I'd think of it as if he cant come to the dinner, but still wishes us a good night together, whereas on the phone before bed he wishes us good night
I think they are wanting a literal translation even though English people would highly unlikely say 'a good night' here. However, nobody would even notice if you did say it like that really.
Its not wrong but poetic/old fashioned as in "Merry Christmas to all and to all a good night". Dropping "a" is common in everyday usage. And its probably even more common to use a colloquialism like "nigh night" (sounds like nanight) in the north of the uk at least.
Is there a difference between night and evening in dutch? Apparently evening is wrong
In Dutch the distinction between evening and night is different than in English, roughly:
- midnight - 6am = nacht
- 6am - noon = ochtend
- noon - 6pm = middag (in the Netherlands), namiddag (in Belgium)
- 6pm - midnight = avond
If you add, vroege or late you usually mean respectively the first 2 or last 2 hours of the period.
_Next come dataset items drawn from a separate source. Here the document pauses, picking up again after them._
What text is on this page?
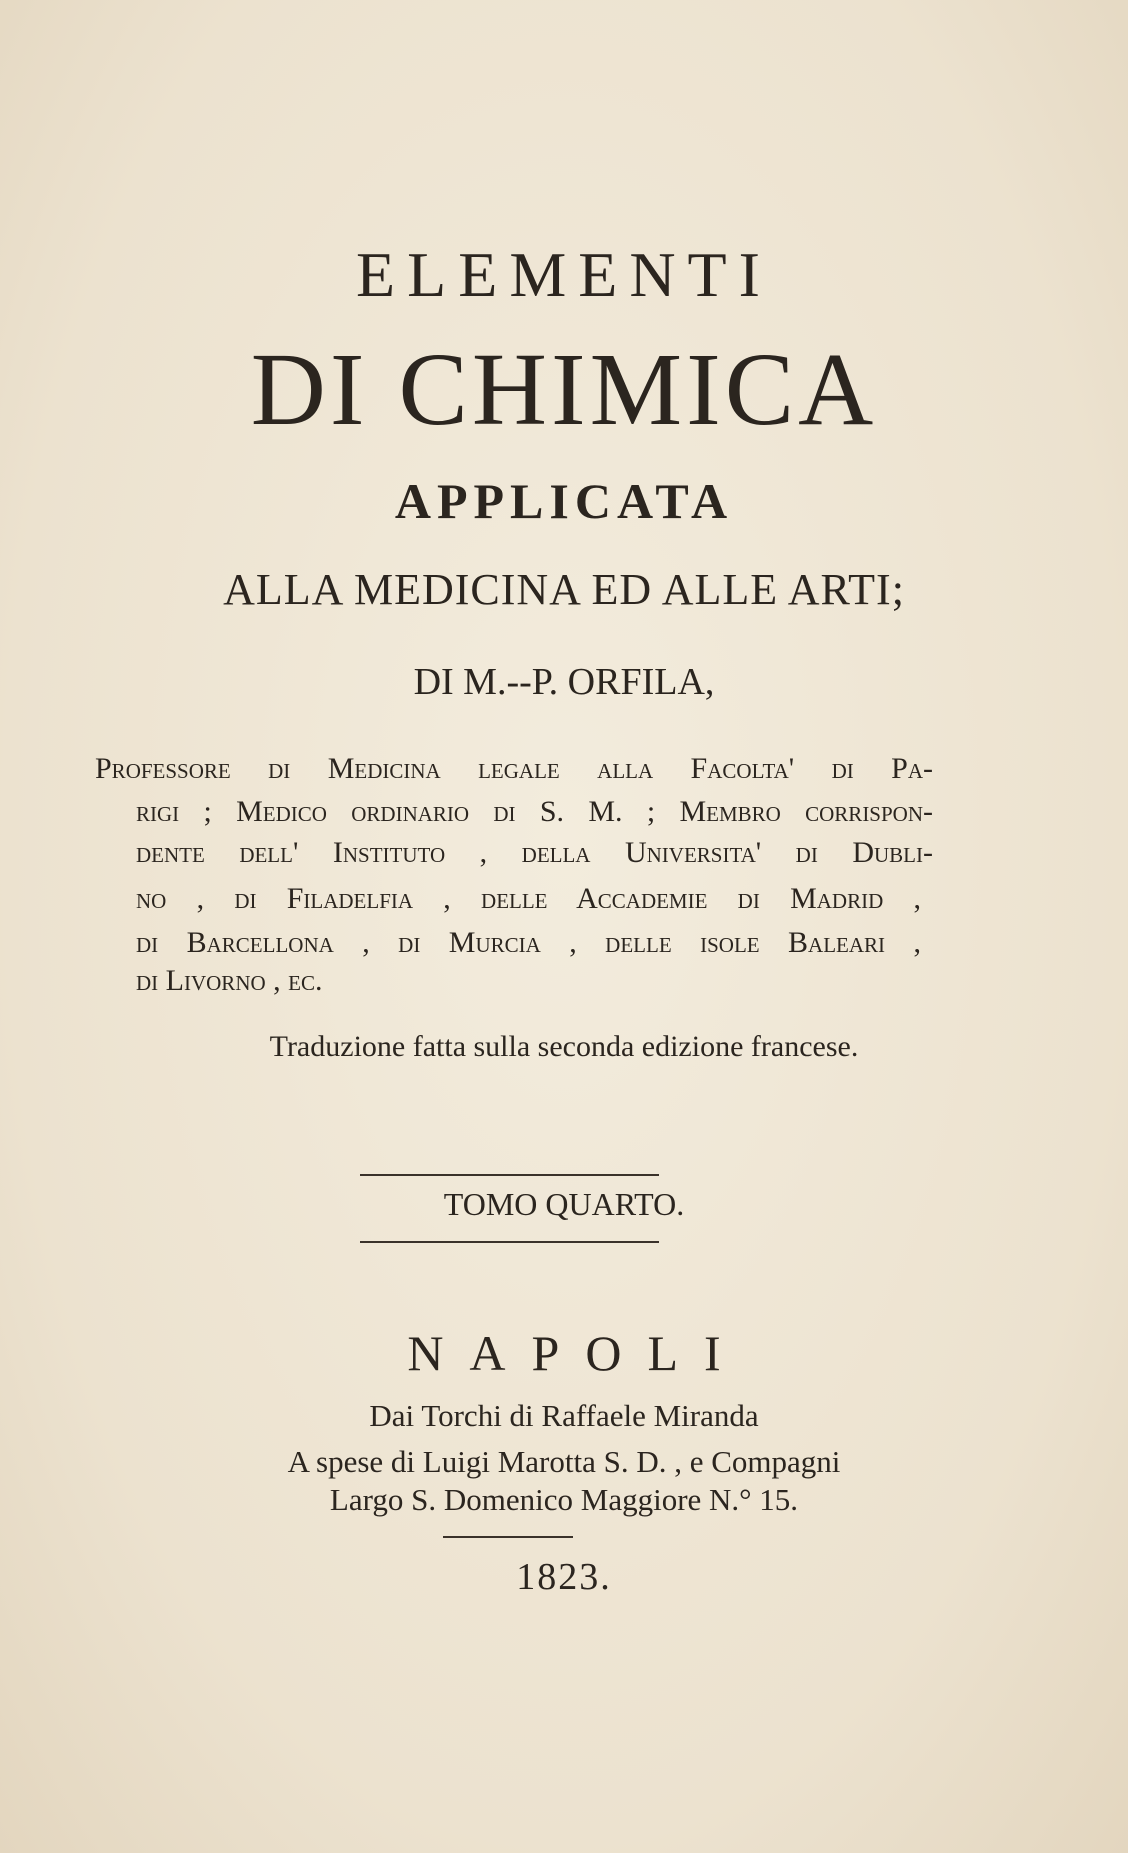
ELEMENTI
DI CHIMICA
APPLICATA
ALLA MEDICINA ED ALLE ARTI;
DI M.--P. ORFILA,
Professore di Medicina legale alla Facolta' di Pa-
rigi ; Medico ordinario di S. M. ; Membro corrispon-
dente dell' Instituto , della Universita' di Dubli-
no , di Filadelfia , delle Accademie di Madrid ,
di Barcellona , di Murcia , delle isole Baleari ,
di Livorno , ec.
Traduzione fatta sulla seconda edizione francese.
TOMO QUARTO.
NAPOLI
Dai Torchi di Raffaele Miranda
A spese di Luigi Marotta S. D. , e Compagni
Largo S. Domenico Maggiore N.° 15.
1823.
That’s the way I’ve always thought of the difference between the two in english. Evening is the time after dark when people are still doing things, and night is when everyone is asleep—although night can also be any time after dark. That’s why when you say good evening you’re usually saying hello, and when you say goodnight you’re usually saying good bye or you mean that you’re going to bed.
I think of evening as about 5:00 pm until dark during the summer, and until maybe about 8:00 if it gets dark before then.
Night is once it gets dark out. This means that the two can overlap for me. (That being said, I would say six o' clock at night, even if it is still light out.)
I don't really use evening much at all. I tend to stick to morning, afternoon, and night.
That's just my opinion as one Canadian guy. Other people probably think of it differently.
You can use that any time of the day, as long as somebody is going to bed. It basically means may you rest well (wel-te-rusten).